There are lots of things to think about for all of us.  Today is a visiting day at the clinic and there actually is time in the early evening for a family member or two to visit.  I don’t yet know who is going although I don’t think we are, I believe a brother is going; the day shall play that one out.

I want to get on with it, I am naturally impatient by nature, yet we have to allow things to run their course.  We all have to hang in there. Meanwhile, goal number one is health.  There IS no replacement for that.

Day Four, Detox/Rehab, one day at a time…addendum

As usual, my whirring mind was going non-stop as I baked the final batch of cookies.  Meditation was at work as I rolled the sticky balls of molasses cookies and coated them with red or green sugar before baking.

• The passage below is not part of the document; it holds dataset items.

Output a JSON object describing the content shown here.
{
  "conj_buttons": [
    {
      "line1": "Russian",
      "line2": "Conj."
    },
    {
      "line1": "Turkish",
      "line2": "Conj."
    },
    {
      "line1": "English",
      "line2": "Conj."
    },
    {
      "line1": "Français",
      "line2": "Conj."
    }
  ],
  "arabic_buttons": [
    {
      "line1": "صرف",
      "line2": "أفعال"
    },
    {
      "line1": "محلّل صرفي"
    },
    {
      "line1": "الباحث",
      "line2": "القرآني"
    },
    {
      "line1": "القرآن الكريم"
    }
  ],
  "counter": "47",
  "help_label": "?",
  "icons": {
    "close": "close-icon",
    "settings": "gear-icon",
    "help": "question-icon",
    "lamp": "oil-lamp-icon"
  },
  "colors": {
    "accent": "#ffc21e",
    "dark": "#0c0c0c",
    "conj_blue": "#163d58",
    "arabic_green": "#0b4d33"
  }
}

I have said before that things happen for a reason and I firmly believe that.  It is not possible to comprehend and/or understand why these things occur.  In September, I started blogging, for the first time in my life.  I had tried it a bit before, but it wasn’t right and I gave up after a few entries.  This time, for whatever reason, it was right.

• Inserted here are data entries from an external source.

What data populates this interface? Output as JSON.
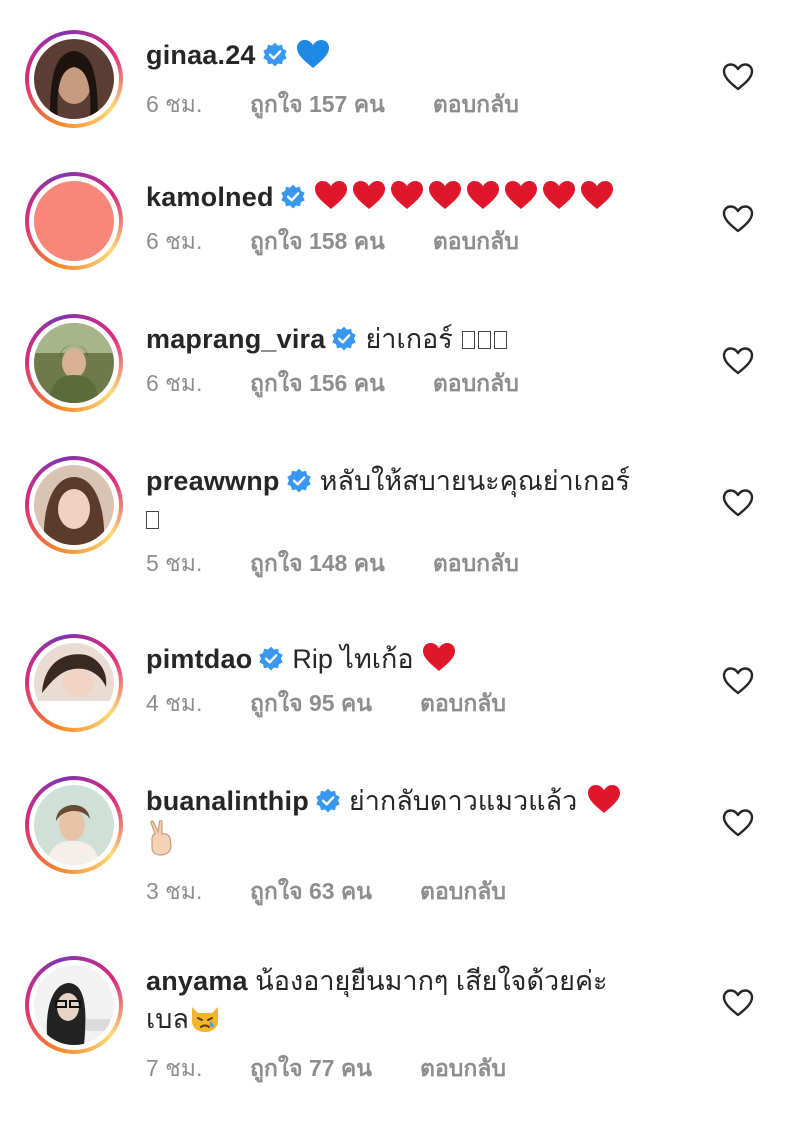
{
  "comments": [
    {
      "username": "ginaa.24",
      "text": "",
      "time": "6 ชม.",
      "likes": "ถูกใจ 157 คน",
      "reply": "ตอบกลับ"
    },
    {
      "username": "kamolned",
      "text": "",
      "time": "6 ชม.",
      "likes": "ถูกใจ 158 คน",
      "reply": "ตอบกลับ"
    },
    {
      "username": "maprang_vira",
      "text": "ย่าเกอร์",
      "time": "6 ชม.",
      "likes": "ถูกใจ 156 คน",
      "reply": "ตอบกลับ"
    },
    {
      "username": "preawwnp",
      "text": "หลับให้สบายนะคุณย่าเกอร์",
      "time": "5 ชม.",
      "likes": "ถูกใจ 148 คน",
      "reply": "ตอบกลับ"
    },
    {
      "username": "pimtdao",
      "text": "Rip ไทเก้อ",
      "time": "4 ชม.",
      "likes": "ถูกใจ 95 คน",
      "reply": "ตอบกลับ"
    },
    {
      "username": "buanalinthip",
      "text": "ย่ากลับดาวแมวแล้ว",
      "time": "3 ชม.",
      "likes": "ถูกใจ 63 คน",
      "reply": "ตอบกลับ"
    },
    {
      "username": "anyama",
      "text": "น้องอายุยืนมากๆ เสียใจด้วยค่ะ",
      "text2": "เบล",
      "time": "7 ชม.",
      "likes": "ถูกใจ 77 คน",
      "reply": "ตอบกลับ"
    }
  ],
  "colors": {
    "verified": "#3897f0",
    "meta": "#8e8e8e",
    "text": "#262626",
    "heart": "#e0162b"
  },
  "icons": {
    "verified": "verified-badge-icon",
    "like": "heart-outline-icon"
  }
}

Everyone mourns a unique, special way.  We need to be respectful of that and, as in most cases in life, non-judgmental, something most of us have an issue with.  I see in my family that we are all in mourning.  No one has died, thank goodness, but a part of our lives has.  We can no longer go on and expect that everything in certain areas is going to be all right.  There is a new paradigm here and we all need to acknowledge it.  In my family, I see that each individual has reacted differently, some pulling inward, some expressing visible anger, some taking charge and becoming energized with things to do to clear things up so we can move on.  It is hard when we all come together because we might, full well, knock heads.  We cannot afford that reaction as we have to be on the same page.

I was very upset during the family dinner (on the evening of the day when we learned of the addiction) when emotions pretty much got out of hand and we “lost it” for a moment.  I was distinctly upset because I actually had a handle on it and it seemed like I wasn’t being heard.  I was being heard, but it was a delayed reaction of sorts.  It was very hard to take.  Again, now in retrospect, I realize that we all have to deal with things as our minds dictate and that often it is beyond our control.

I feel that things are coming together in a good way.  We have a long voyage ahead.  If one were to see me silently sobbing here as I write this, tears falling down my face, it might be a total surprise as I seem to be ‘in control.’  It is a momentary lapse and it is okay.  This isn’t the last time I shall feel like this.

Digression seems to be my modus operandi and I have gotten away from my original thought about blogging.  I am convinced that somehow I was mentally preparing for all of this when I started writing in September.  Something told me that this would be something of solace and catharsis for me and hopefully for my family members as well, if they are not angry at me for attempting to point out how they were reacting to all of this as we passed through it.  It is interesting that the word “catharsis” is actually on my home page.  We are all scared as we muddle through this, hoping that we make good decisions and choices and that their ramifications are good.   I am truly hoping that my youngest will read this at some point in time and try to get a better handle on how we felt as we went on this journey with him and hoped and prayed that he would recover and go into remission.